Before I turn to recommendations, it is important to mention—however briefly in testimony focused on Turkey—the implications of tragic policy blunders and omissions by Washington that have only contributed to great suffering. To be sure, few expected the very small contingent of U.S. troops to remain in northern Syria indefinitely, but nearly all policy experts understood that a carefully calibrated withdrawal over time could promote stability in northern Syria, permit critically important economic rehabilitation activities, avoid humanitarian suffering, and ultimately promote a political dispensation for the region that would preserve these fragile gains. President Trump’s indefensible decision to quickly withdraw U.S. troops has put all those objectives in grave peril and has led to the suffering of hundreds of thousands. In addition, the administration’s utter failure to make refugee protection a priority either at home or abroad has emboldened Turkey—not mention other governments around the world—to limit and even disregard rights enshrined in the Refugee Convention and Protocol, among other international treaties.
RECOMMENDATIONS
- Increase humanitarian support to local NGOs. This is an effort which should have started years ago and something that Refugees International has repeatedly recommended. These local civil society groups are and will be on the frontline of the humanitarian response for months to come, regardless of who controls the terrain.
- Surge resources for refugees in northern Iraq. Surge funding to UNHCR, international NGOs, and local authorities in the Kurdistan Region of Iraq who are responding to the refugee situation along the border with Syria. Increase U.S. resources in Erbil to provide additional support for relief efforts and additional capacity to process Syrian refugees for resettlement to the United States.

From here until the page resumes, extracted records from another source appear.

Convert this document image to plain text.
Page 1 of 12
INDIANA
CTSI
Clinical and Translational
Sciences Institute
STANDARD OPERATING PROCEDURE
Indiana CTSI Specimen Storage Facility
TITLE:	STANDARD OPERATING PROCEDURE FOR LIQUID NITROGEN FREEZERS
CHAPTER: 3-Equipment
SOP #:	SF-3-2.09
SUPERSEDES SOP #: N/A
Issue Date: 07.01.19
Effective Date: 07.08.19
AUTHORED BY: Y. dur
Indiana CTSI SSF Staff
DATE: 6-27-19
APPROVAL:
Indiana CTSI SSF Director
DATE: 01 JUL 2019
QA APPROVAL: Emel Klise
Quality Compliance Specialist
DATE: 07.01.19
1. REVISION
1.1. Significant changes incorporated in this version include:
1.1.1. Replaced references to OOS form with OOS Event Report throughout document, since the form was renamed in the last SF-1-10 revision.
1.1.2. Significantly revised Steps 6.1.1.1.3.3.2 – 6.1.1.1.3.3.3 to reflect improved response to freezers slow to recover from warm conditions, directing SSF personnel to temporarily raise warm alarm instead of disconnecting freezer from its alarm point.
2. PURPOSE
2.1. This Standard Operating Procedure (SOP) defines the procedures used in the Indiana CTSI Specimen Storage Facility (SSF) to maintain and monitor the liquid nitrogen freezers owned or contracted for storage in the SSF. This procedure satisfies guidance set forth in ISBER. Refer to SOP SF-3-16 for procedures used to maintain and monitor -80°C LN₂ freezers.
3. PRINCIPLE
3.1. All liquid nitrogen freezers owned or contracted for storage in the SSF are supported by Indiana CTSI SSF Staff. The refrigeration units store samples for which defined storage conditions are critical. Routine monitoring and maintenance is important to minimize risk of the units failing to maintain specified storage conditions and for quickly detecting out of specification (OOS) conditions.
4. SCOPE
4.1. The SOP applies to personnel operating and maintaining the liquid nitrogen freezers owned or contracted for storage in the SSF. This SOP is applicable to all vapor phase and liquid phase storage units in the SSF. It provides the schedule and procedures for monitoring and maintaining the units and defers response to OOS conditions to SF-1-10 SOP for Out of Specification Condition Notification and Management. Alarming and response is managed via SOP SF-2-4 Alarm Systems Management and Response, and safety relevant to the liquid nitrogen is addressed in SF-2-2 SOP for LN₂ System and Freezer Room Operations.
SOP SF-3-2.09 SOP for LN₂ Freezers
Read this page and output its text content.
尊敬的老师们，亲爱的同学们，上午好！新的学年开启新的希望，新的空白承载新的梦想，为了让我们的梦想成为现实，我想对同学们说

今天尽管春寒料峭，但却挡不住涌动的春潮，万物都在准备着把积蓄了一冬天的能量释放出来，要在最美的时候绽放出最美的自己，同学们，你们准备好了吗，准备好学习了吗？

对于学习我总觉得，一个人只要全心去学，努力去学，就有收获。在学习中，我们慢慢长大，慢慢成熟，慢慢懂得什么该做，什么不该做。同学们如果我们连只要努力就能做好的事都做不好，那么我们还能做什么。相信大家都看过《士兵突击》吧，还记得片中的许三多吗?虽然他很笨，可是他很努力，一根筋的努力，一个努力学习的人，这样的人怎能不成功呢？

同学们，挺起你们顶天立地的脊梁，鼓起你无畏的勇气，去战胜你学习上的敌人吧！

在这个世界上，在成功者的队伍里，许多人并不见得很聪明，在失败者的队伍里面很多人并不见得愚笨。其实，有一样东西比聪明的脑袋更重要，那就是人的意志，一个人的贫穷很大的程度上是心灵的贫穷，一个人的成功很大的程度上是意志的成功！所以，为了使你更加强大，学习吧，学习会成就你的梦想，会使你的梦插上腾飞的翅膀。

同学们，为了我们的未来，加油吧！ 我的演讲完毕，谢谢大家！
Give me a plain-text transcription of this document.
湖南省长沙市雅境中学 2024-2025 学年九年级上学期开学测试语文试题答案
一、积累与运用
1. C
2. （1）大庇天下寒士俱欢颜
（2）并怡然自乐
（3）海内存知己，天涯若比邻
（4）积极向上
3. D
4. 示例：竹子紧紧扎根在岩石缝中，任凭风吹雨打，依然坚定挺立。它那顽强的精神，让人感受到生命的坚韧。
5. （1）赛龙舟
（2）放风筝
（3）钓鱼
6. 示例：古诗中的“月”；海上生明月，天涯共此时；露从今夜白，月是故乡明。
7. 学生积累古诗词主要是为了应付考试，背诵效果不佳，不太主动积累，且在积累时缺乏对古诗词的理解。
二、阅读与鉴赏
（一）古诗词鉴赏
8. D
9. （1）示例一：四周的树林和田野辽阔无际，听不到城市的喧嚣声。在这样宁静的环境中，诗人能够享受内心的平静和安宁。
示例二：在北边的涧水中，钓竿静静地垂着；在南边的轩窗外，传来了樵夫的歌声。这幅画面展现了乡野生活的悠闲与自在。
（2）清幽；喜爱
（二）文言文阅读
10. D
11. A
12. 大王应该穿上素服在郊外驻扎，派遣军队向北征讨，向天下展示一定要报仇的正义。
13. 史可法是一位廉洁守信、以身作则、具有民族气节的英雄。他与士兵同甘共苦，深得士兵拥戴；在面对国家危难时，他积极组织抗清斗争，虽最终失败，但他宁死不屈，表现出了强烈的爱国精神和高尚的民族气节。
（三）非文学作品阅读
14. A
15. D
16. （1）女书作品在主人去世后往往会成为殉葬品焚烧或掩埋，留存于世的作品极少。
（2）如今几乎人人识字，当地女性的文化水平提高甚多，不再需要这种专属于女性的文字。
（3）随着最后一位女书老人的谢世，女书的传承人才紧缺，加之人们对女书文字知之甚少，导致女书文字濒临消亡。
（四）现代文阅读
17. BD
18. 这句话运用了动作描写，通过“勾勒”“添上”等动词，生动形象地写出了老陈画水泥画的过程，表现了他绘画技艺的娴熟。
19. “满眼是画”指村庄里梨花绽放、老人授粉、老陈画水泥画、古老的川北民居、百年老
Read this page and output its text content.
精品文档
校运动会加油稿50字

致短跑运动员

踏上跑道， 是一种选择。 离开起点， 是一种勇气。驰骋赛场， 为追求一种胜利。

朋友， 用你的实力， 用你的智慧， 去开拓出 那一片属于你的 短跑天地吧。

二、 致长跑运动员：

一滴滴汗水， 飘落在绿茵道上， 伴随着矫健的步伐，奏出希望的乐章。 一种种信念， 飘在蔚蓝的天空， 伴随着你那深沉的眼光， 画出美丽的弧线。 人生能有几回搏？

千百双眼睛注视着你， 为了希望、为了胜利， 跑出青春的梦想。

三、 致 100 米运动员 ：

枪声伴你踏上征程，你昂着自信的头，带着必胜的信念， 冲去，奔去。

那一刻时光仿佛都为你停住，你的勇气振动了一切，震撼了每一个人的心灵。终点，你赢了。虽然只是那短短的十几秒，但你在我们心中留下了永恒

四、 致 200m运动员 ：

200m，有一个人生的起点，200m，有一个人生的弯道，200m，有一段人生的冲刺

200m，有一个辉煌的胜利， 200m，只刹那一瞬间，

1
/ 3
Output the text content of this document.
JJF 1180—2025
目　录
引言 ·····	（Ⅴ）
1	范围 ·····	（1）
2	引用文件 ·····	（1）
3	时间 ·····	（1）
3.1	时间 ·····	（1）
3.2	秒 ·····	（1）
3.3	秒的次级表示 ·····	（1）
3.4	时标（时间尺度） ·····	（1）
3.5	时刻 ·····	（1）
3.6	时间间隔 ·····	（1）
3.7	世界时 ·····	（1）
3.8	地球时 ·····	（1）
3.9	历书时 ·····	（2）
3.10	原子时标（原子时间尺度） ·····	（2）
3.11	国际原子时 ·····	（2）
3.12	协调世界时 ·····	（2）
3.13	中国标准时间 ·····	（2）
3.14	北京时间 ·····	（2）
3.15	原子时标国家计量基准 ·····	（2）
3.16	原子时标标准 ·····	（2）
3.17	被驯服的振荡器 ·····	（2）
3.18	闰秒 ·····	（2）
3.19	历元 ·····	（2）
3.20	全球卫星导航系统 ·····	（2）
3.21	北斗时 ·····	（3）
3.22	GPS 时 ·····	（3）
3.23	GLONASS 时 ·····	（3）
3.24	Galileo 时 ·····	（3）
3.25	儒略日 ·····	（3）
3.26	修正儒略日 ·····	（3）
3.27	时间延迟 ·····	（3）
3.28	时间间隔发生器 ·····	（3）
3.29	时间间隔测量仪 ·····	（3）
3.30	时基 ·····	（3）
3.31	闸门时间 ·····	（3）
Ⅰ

- Pass preemptive sanctions against Turkey to forestall a resumption of its offensive. Congress should pass additional sanctions against Turkey to be implemented if the Turkish Army or its Syrian proxies renew their offensive against the SDF or engage in other activities that displace people from their homes.
- Hold Turkey accountable for human rights violations and war crimes. The United States should hold Turkey accountable for human rights abuses and war crimes that have been committed by either the Turkish Army or its Syrian proxies.
- Resettle Syrian refugees in the United States. The United States should step up efforts to resettle not only Syrian refugees with family members who are U.S. citizens or permanent residents, but also expand resettlement to cover a broader class of Syrians to include those recently forced across the border into Iraq as a result of the Turkish offensive. Frankly, this is the least that the United States could do in light of the role played by the Trump administration in greenlighting the Turkish operation. To be sure, the president’s 2020 refugee ceiling is only 18,000 worldwide. But nothing prevents members of Congress from pressing the president to augment those numbers or even to legislate an increase. Of course, the prospects for enactment of such legislation may be very limited, but the effort could send an important signal of congressional interest.
CONCLUSION
I want to thank the commission once again for holding this hearing and placing your focus on the humanitarian crisis unfolding along the Turkish-Syrian border. President Erdoğan’s actions, including his intention to use a so-called “safe zone” to return up to a million Syrian refugees are shockingly irresponsible and have put lives at grave risk. However, as we have seen over the last few weeks, there are many in Congress willing to take action to protect civilians and displaced populations.
Thank you for opportunity to testify today, and I look forward to your further questions.